Dinozorlar asteroidle yok olurken kuşların çoğalmasını aynı felaket mi sağladı?
Kyle Atkins-Weltman birkaç yıl önce yüksek lisans yaptığı dönem bir okul projesi için dinozor fosillerini incelerken bazı tuhaflıklar fark etti. Kyle'ın dikkati, yeni bir dinozor türü keşfetmesine vesile oldu.
Yüksek lisans yaptığı dönem okul projesi için “Cehennemden gelen tavuk” olarak bilinen kuş benzeri bir dinozor olan Anzu wyliei’ye ait olduğuna inanılan kemikleri incelemeye koyulan Kyle Atkins-Weltman, bir fosil koleksiyoncusundan 5 bin dolara bir Anzu’ya ait olduğu düşünülen uyluk kemiği, kaval kemiği ve metatarsal kemikler almış. Araştırmacılar bu kemikleri Montana, Kuzey Dakota, Güney Dakota ve Wyoming’i kapsayan, birçok dinozor fosilinin keşfedildiği Hell Creek Formation’da bulmuş.
Anzu fosilleri ilk olarak 2010’lu yılların başında bulunmuştu. Bu dinozor türü insan boyutunda tavuğa benzediği için bilim insanları “Cehennemden gelen tavuk” lakabını takmıştı.

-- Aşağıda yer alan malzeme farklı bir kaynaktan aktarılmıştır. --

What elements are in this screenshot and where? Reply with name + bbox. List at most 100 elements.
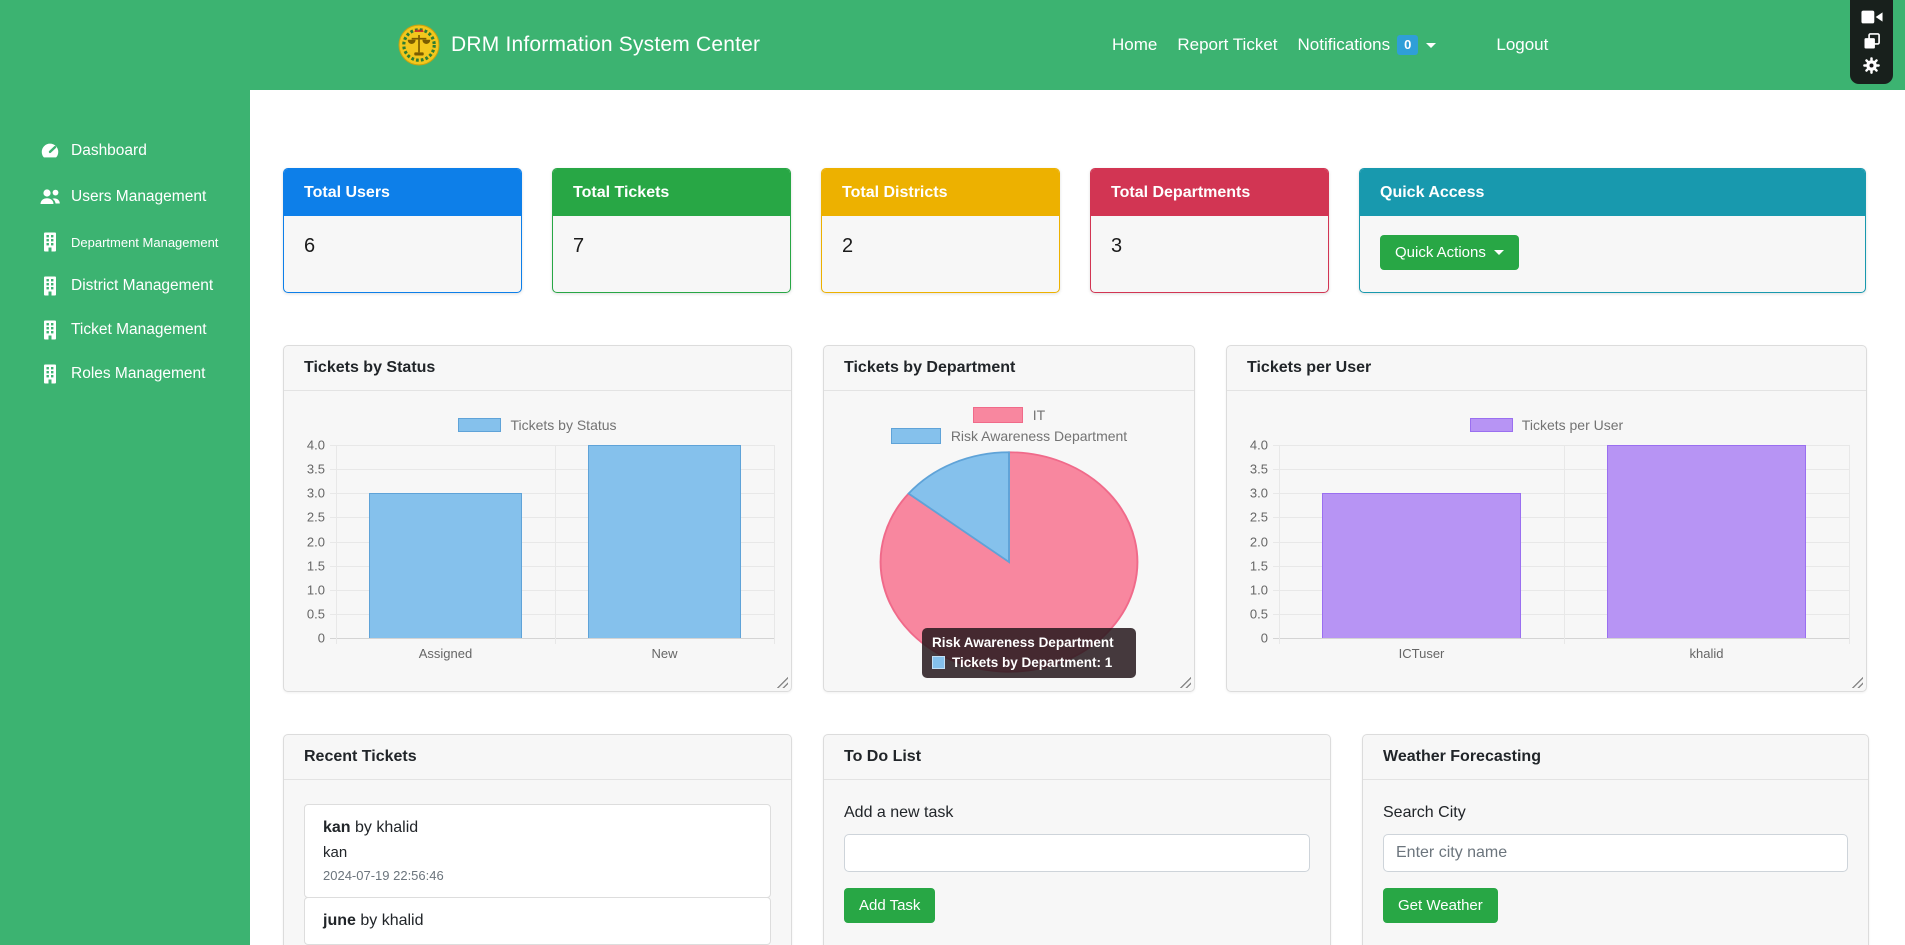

Kemikleri inceleyen Kyle bunların beklediğinden daha küçük olduğunu fark etmiş. Bu kemiklerin genç bir Anzu’ya ait olabileceğini düşünerek, fosilleri daha detaylı incelenmesi için bir anatomi profesörüne göndermiş. Birkaç ay sonra sonuçlar eline geçince Kyle’ın kalbi küt küt atmış çünkü kemikler bir Anzu’ya ya da bilinen herhangi bir dinozor türüne ait değil. Yüksek lisans öğrencisi olan Kyle yeni bir tür keşfetmiş.
Şu anda Oklahoma Eyalet Üniversitesi’nde doktora öğrencisi olan Kyle, Anzu’ya benzeyen ama ondan daha küçük olan, kuş benzeri bir tür olan Eoneophron infernalis’in keşfini geçen hafta resmen duyurdu. Bir kere Kyle’ın satın aldığı kemikler sandığı gibi genç bir Anzu’ya değil, yetişkin ya da en azından yetişkinliğe yakın bir Eoneophron infernalis’e aitti.
Araştırmacılar Eoneophron infernalis’in de Anzu gibi uzun pençeleri ve bacakları, dişsiz gagaları, tüylü vücutları ve kısa kuyrukları olduğunu düşünüyor. Ancak Eoneophron infernalis, 90 cm’den daha uzun ve 72 kilo civarındaydı, yani Anzu’dan 60 cm daha kısa ve aşağı yukarı 180 kilo daha hafifti.
28 yaşındaki Kyle Washington Post’a verdiği demeçte üniversiteye giderken yeni bir tür keşfetmek ve bu türü isimlendirmek gibi bir beklentisinin olmadığını söyledi. Anatomi ve omurgalı paleontolojisi üzerine çalışan Kyle, “Yaşananları algılanan gerçekten en az iki-üç günümü aldı çünkü her şey çok tesadüfi oldu. Bir ‘evreka’ anı değildi belki ama ‘Bu garipmiş’ ile çıktım yola” diye anlattı.
Tabii her şey tesadüf sayılmaz. Bir kere Kyle kendini bildi bileli dinozorlara ilgiliymiş. Çocukken ağlamasını durdurmak için dinozor resimlerinin gösterilmesi yetiyormuş. Ya da Jurassic Park’ı izleyenlerin büyük bir kısmı insanların tarafını tutarken Kyle dinozorların tarafını tutuyormuş. İşte bu tutkuyla çıkmış yola ve Ocak 2020’de Kansas Üniversitesi’nde yüksek lisans yaparken dokuz dinozor türünü araştırmak için bu projeye atılmış.
Genelde yeni bir tür keşfedenler profesyonel araştırmacılar olsa da Kyle son yıllarda bunu başaran ilk öğrenci değil. Geçen yıl Alabamalı bir genç de ailesinin arazisinde daha önce bilinmeyen bir balina türünü keşfetmişti. Tennessee’de de üniversite öğrencisi iki genç yeni bir kerevit türü tespit etmişti. Yine geçen yıl Montana Eyalet Üniversitesi, bir öğrencinin yeni bir dinozor türünün keşfinde yardımcı olduğunu duyurmuştu.